The attacker could install an affected GRUB and run arbitrary boot code on the target device. After successfully exploiting this vulnerability, the attacker could disable further code integrity checks thereby allowing arbitrary executables and drivers to be loaded onto the target device.
Most Windows devices are not in immediate danger judging from the description.
KB5012170 is provided via Windows Update, other update management systems, and as a direct download on the Microsoft Update Catalog website.
Now You: did you install the KB5012170 update on your devices?
KB5012170: Windows update error 0x800f0922
Going on 5 months, still won’t update.
I tried to get help online from Microsoft. A waste of time, The agents are in a different country & their instructions are too completed for my 85 year old brain? If i didn’t respond quickly enough they disconnected me from chat. No bedside manor!!!!!
I did not install the update, could I just ignore the update for now or not to install it at all in our environment?
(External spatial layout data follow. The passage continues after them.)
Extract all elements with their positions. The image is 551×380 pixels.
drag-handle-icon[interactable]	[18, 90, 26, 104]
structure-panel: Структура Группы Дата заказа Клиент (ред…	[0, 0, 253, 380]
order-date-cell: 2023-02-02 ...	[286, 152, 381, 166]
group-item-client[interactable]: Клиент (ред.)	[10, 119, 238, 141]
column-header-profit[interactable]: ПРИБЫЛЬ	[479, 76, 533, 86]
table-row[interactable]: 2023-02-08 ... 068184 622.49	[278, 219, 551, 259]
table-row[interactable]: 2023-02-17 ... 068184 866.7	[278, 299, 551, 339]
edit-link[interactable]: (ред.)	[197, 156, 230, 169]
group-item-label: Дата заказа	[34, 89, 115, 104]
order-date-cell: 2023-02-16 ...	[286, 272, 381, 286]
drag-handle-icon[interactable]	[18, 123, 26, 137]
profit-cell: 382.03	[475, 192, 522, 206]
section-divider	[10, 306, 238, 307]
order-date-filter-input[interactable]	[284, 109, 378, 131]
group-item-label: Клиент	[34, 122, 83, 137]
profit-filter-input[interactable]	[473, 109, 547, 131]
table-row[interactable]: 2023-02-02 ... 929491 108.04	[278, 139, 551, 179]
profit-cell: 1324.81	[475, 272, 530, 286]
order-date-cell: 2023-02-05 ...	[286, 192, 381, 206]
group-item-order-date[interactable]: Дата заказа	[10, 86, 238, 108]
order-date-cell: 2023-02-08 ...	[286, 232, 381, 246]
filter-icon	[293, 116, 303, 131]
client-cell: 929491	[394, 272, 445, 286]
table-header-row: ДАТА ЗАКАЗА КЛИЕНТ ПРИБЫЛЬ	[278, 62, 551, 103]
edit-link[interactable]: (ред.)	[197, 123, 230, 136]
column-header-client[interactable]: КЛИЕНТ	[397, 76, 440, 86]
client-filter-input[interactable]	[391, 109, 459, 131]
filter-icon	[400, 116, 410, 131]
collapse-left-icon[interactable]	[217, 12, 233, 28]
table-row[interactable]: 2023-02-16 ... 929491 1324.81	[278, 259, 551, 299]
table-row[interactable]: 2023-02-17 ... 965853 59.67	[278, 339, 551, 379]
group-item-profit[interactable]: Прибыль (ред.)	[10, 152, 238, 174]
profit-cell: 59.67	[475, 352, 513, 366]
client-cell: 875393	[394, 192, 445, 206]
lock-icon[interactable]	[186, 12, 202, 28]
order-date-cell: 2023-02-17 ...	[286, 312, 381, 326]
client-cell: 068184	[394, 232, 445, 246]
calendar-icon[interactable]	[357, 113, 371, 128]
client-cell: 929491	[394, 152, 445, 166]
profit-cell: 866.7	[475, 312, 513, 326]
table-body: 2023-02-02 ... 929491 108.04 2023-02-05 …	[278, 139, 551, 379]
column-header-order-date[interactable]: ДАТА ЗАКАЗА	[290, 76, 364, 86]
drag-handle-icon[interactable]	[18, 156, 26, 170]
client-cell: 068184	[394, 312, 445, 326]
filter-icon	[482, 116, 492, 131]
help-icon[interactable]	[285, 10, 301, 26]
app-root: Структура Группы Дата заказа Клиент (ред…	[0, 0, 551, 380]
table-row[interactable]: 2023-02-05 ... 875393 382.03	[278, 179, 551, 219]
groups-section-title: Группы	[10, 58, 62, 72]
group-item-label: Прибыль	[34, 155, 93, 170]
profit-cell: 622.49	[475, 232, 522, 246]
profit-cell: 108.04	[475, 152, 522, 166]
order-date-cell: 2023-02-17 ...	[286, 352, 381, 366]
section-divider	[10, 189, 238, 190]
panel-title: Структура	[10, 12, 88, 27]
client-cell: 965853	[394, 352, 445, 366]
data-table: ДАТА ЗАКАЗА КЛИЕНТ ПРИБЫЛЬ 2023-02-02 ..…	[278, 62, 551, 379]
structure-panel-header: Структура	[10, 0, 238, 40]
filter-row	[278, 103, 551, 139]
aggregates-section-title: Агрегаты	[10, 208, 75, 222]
With Windows 10 Build 19044.1889 or 19044.1947 KB5012170 installed fine on one MSI GT70-0NC Laptop on 8/14/2022.
But when W.U. tried the same update on a DELL XPS 8700 (with UEFI and Secure Boot) it froze the computer at 96% installing and there was no way out other than powering off the machine.
When it tried again after rebooting it failed solid with error 0x800f0900 at every retry.
I could reproduce the same hang/freeze also using the kb5012170 .msu downloaded from the MS catalog.
Also, after the failed update, sfc /scannow finds some corrupted files that cannot be corrected.
Same issue with DISM restore health.
Note that the same scans did not find any issues or corrupted files before that specific update.
There is definitely something screwed up with KB5012170 and/or it is not compatible with the Dell XPS 8700 which already has the latest BIOS and Firmware.
MS needs to fix the problem and they should pull the update until the problem is fixed properly, or at least make that update optional so that it can be held back until it is fixed.
In this Dell XPS 8700 this problem is quite a disaster because, after kb5012170 fails, it screws up all the other updates that need to be installed and makes the machine unusable.
more problems found with the KB5012170 update, Martin:
https://www.bleepingcomputer.com/news/microsoft/windows-kb5012170-update-causing-bitlocker-recovery-screens-boot-issues/
causes some systems to boot into BitLocker recovery mode
This update broke my dual boot installation, with following message error:
“Secure Boot Violation – Invalid signature detected. Check Secure Boot Policy in Setup”
And, when I try boot my Ubuntu Mate 20.04 installation with GRUB, fails with message below:
error: /boot/vmlinuz-5.15.0–46-generic has invalid signature.
error: you need to load the kernel first.
Press any key to continue…
Yes, installed. No problems other than ongoing network issues I’m experiencing still (documented in your article “Rufus: Microsoft is blocking Windows ISO downloads”).
I wouldn’t be able to obtain a UEFI update in any event because Acer tells me my machine doesn’t exist (!) even though I gave them all the info they asked me for at the time. I think I was sold a pup because msinfo32 reports the GPU to only have 1GB RAM while is states on the label that it should be 2GB. About 6 weeks after I bought it in 2014 they went out of business. They were called Dixons.
I had no problem installing KB 5012170 just before 15:00 EDT on 2022-08-09. I currently run just Windows 10 Home (x64) Version 21H2 (build 19044.1889), without Linux.
I get this error but i have an old BIOS (not UEFI). So i guess the update is useless for me anyway.